What is $$I~=~\int_{\mathbb{R}}\! dx~g(x)~\delta(f(x)) \tag{A}$$ if the function $f$ only has isolated zeros $a_i$ with multiplicity $n_i$, where the index $i$ labels the zeros?
That is a good question. Below we will take a heuristic approach, and leave it to the reader to insert adequate assumptions to justify the various steps in the calculation. The answer is then
$$I~=~\sum_i \frac{(n_i-1)!}{|f^{(n_i)}(a_i)|} \lim_{y\to 0^+}\frac{g(a_i+\sqrt[n_i]{y})+g(a_i-\sqrt[n_i]{y})}{2y^{1-\frac{1}{n_i}}}. \tag{B}$$
Obviously, the limits in eq. (B) might not exist.

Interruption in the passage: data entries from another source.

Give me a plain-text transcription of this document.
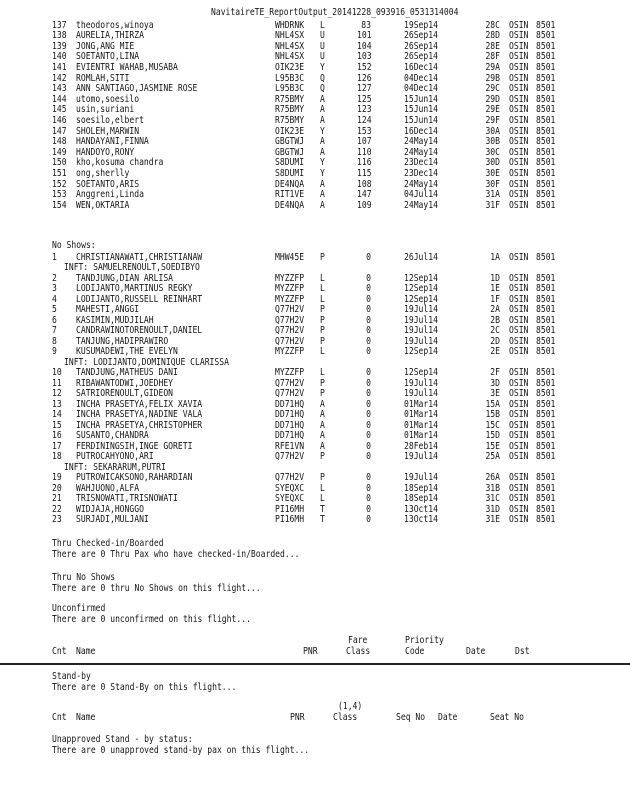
NavitaireTE_ReportOutput_20141228_093916_0531314004
137 theodoros,winoya	WHDRNK L	83	19Sep14	28C OSIN 8501
138 AURELIA,THIRZA	NHL4SX U	101	26Sep14	28D OSIN 8501
139 JONG,ANG MIE	NHL4SX U	104	26Sep14	28E OSIN 8501
140 SOETANTO,LINA	NHL4SX U	103	26Sep14	28F OSIN 8501
141 EVIENTRI WAHAB,MUSABA	OIK23E Y	152	16Dec14	29A OSIN 8501
142 ROMLAH,SITI	L95B3C Q	126	04Dec14	29B OSIN 8501
143 ANN SANTIAGO,JASMINE ROSE	L95B3C Q	127	04Dec14	29C OSIN 8501
144 utomo,soesilo	R75BMY A	125	15Jun14	29D OSIN 8501
145 usin,suriani	R75BMY A	123	15Jun14	29E OSIN 8501
146 soesilo,elbert	R75BMY A	124	15Jun14	29F OSIN 8501
147 SHOLEH,MARWIN	OIK23E Y	153	16Dec14	30A OSIN 8501
148 HANDAYANI,FINNA	GBGTWJ A	107	24May14	30B OSIN 8501
149 HANDOYO,RONY	GBGTWJ A	110	24May14	30C OSIN 8501
150 kho,kosuma chandra	S8DUMI Y	116	23Dec14	30D OSIN 8501
151 ong,sherlly	S8DUMI Y	115	23Dec14	30E OSIN 8501
152 SOETANTO,ARIS	DE4NQA A	108	24May14	30F OSIN 8501
153 Anggreni,Linda	RIT1VE A	147	04Jul14	31A OSIN 8501
154 WEN,OKTARIA	DE4NQA A	109	24May14	31F OSIN 8501
No Shows:
1 CHRISTIANAWATI,CHRISTIANAW	MHW45E P	0	26Jul14	1A OSIN 8501
INFT: SAMUELRENOULT,SOEDIBYO
2 TANDJUNG,DIAN ARLISA	MYZZFP L	0	12Sep14	1D OSIN 8501
3 LODIJANTO,MARTINUS REGKY	MYZZFP L	0	12Sep14	1E OSIN 8501
4 LODIJANTO,RUSSELL REINHART	MYZZFP L	0	12Sep14	1F OSIN 8501
5 MAHESTI,ANGGI	Q77H2V P	0	19Jul14	2A OSIN 8501
6 KASIMIN,MUDJILAH	Q77H2V P	0	19Jul14	2B OSIN 8501
7 CANDRAWINOTORENOULT,DANIEL	Q77H2V P	0	19Jul14	2C OSIN 8501
8 TANJUNG,HADIPRAWIRO	Q77H2V P	0	19Jul14	2D OSIN 8501
9 KUSUMADEWI,THE EVELYN	MYZZFP L	0	12Sep14	2E OSIN 8501
INFT: LODIJANTO,DOMINIQUE CLARISSA
10 TANDJUNG,MATHEUS DANI	MYZZFP L	0	12Sep14	2F OSIN 8501
11 RIBAWANTODWI,JOEDHEY	Q77H2V P	0	19Jul14	3D OSIN 8501
12 SATRIORENOULT,GIDEON	Q77H2V P	0	19Jul14	3E OSIN 8501
13 INCHA PRASETYA,FELIX XAVIA	DD71HQ A	0	01Mar14	15A OSIN 8501
14 INCHA PRASETYA,NADINE VALA	DD71HQ A	0	01Mar14	15B OSIN 8501
15 INCHA PRASETYA,CHRISTOPHER	DD71HQ A	0	01Mar14	15C OSIN 8501
16 SUSANTO,CHANDRA	DD71HQ A	0	01Mar14	15D OSIN 8501
17 FERDININGSIH,INGE GORETI	RFE1VN A	0	28Feb14	15E OSIN 8501
18 PUTROCAHYONO,ARI	Q77H2V P	0	19Jul14	25A OSIN 8501
INFT: SEKARARUM,PUTRI
19 PUTROWICAKSONO,RAHARDIAN	Q77H2V P	0	19Jul14	26A OSIN 8501
20 WAHJUONO,ALFA	SYEQXC L	0	18Sep14	31B OSIN 8501
21 TRISNOWATI,TRISNOWATI	SYEQXC L	0	18Sep14	31C OSIN 8501
22 WIDJAJA,HONGGO	PI16MH T	0	13Oct14	31D OSIN 8501
23 SURJADI,MULJANI	PI16MH T	0	13Oct14	31E OSIN 8501
Thru Checked-in/Boarded
There are 0 Thru Pax who have checked-in/Boarded...
Thru No Shows
There are 0 thru No Shows on this flight...
Unconfirmed
There are 0 unconfirmed on this flight...
Fare	Priority
Cnt Name	PNR	Class	Code	Date	Dst
Stand-by
There are 0 Stand-By on this flight...
(1,4)
Cnt Name	PNR	Class	Seq No Date	Seat No
Unapproved Stand - by status:
There are 0 unapproved stand-by pax on this flight...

Sketched proof of formula (B). Since each zero is isolated, it is enough to just consider one zero $a$. By translational symmetry of the Lebesgue measure, we can assume that the zero is at the origin $a=0$. It follows that it is enough to consider $$f(x)~=~Ax^n, \tag{C}$$ where $$A~=~\frac{f^{(n)}(0)}{n!}~\neq~ 0.\tag{D}$$ We can throw the constant $A$ outside of the Dirac delta distribution as $\frac{1}{|A|}$. Then $$I~=~\frac{1}{|A|}\int_{\mathbb{R}}\! dx~g(x)\delta(x^n) ~=~\frac{1}{|A|}\int_{\mathbb{R}_+}\! dx~[g(x)+g(-x)]\delta(x^n)$$ $$~\stackrel{y=x^n}{=}~\frac{1}{|A|}\int_{\mathbb{R}_+}\! \frac{dy}{ny^{1-\frac{1}{n}}}~[g(\sqrt[n]{y})+g(-\sqrt[n]{y})]\delta(y) ~=~\lim_{y\to 0^+}\frac{g(\sqrt[n]{y})+g(-\sqrt[n]{y})}{2n|A|y^{1-\frac{1}{n}}}, \tag{E}$$ which reproduces the familiar result $$I~=~\frac{g(0)}{|f^{\prime}(0)|}\quad\text{for}\quad n~=~1.\tag{F}$$ $\Box$
Secondly, OP is asking what is wrong with his second calculation? For starters, it seems that OP is forgetting the Jacobian factor under integration by substitution.
Solution 2:
If $f'(a_i) = 0$ then the substitution $x = f^{-1}(y)$ is invalid because $f^{-1}$ is not differentiable in $a_i$.